We find people like van Hoytema very interesting because they are taking same raw material (eg. equipment, visual setting) that is available to dozens of others but in their mind’s eye they are able to see the world very differently. That in a nutshell is the secret to outsized success in any profession. So how does van Hoytema do it? The article explains:
“I noticed something recently while watching Hoyte van Hoytema’s contributions to Interstellar for the hundredth time: The majority of the shots that capture the crew inside their ship are super shallow. And yet, Christopher Nolan’s love for shooting with as many practical elements as possible means that the set is real. Everything was built by hand. So, why didn’t Hoytema’s shots show that off? The answer explains why I love Interstellar — and Hoytema’s work — as much as I do.
While Interstellar’s story is massive in scope, it maintains a consistent focus on character. Literally. What better way is there to keep an audience’s attention trained on your characters than to keep everything behind and around them out of focus?…
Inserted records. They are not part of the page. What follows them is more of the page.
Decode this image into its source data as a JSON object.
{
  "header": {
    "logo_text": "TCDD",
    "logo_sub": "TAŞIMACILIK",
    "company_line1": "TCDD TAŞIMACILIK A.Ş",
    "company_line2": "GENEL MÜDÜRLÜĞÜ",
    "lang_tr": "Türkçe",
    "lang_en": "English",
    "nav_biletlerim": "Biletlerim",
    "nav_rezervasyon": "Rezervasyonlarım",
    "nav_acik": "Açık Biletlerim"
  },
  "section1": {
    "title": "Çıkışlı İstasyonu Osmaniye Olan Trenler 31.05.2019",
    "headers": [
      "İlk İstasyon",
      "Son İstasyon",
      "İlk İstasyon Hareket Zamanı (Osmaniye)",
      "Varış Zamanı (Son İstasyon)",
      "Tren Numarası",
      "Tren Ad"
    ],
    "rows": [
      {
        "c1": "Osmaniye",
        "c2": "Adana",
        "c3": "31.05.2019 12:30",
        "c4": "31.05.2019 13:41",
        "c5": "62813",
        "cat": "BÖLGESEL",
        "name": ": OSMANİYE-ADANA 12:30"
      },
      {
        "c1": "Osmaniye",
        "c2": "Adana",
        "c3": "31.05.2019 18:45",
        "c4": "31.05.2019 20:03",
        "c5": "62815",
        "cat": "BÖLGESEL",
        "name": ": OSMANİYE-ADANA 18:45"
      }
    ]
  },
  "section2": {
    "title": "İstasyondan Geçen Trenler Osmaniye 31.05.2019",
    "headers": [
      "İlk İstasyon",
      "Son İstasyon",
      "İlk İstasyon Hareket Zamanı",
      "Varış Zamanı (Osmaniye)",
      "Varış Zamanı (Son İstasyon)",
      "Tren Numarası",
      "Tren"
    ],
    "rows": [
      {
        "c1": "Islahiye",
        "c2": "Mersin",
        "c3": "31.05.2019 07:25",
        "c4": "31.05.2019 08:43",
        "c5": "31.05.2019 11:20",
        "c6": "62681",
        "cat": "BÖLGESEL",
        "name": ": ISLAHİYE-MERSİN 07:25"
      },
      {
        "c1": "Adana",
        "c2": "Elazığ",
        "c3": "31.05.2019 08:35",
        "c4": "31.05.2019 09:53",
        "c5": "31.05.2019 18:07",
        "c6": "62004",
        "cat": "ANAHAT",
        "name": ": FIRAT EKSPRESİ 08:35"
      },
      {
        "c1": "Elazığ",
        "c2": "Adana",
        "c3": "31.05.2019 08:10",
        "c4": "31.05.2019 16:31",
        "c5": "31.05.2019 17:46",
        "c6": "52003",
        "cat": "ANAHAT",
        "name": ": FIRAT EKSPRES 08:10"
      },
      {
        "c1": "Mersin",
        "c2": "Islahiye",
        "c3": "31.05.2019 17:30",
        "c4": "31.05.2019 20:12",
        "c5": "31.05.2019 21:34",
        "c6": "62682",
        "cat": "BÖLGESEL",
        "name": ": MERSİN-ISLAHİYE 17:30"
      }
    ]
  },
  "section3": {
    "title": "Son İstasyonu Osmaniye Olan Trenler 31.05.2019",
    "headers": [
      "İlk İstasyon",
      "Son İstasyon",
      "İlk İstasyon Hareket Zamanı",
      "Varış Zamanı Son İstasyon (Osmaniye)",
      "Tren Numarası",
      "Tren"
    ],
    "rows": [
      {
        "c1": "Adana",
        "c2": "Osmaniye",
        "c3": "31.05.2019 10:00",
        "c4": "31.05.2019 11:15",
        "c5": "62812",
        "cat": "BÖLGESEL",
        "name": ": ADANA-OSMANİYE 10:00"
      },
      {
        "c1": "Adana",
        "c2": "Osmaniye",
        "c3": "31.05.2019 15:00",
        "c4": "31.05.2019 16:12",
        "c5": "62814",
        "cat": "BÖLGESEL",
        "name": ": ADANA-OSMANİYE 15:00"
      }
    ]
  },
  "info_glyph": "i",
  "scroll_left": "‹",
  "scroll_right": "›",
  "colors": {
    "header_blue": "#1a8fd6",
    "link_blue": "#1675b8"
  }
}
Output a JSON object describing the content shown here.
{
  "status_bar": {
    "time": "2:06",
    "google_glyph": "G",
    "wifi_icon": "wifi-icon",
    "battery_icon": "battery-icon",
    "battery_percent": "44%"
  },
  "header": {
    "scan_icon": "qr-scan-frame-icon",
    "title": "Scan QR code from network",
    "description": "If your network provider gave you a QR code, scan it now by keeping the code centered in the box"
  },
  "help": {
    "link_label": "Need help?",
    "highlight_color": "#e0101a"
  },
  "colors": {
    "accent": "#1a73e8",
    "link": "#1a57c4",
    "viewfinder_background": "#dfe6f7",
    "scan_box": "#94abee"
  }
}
When looking back through Hoytema’s filmography, you’ll find some of the most visually arresting shots in recent memory. It’s not enough to say that he creates iconic imagery. He’s accomplished something more difficult — you know his shots when you see them, but they never get in the way of the story.
Think about the scene in Tinker Tailor Soldier Spy when two characters meet on an airport runway as a plane lands behind them. Hoytema’s insanely long lens keeps the two subjects pristinely clear while everything else remains out of focus. The opening shot of Her instantly establishes how the audience should feel only moments into the film. And then there’s the shot in The Fighter that follows a telephone cord all the way around a house, keeping only about an inch of it in focus the entire time. All of these scenes are filmmaking at their finest. They’re also all perfectly Hoytema.”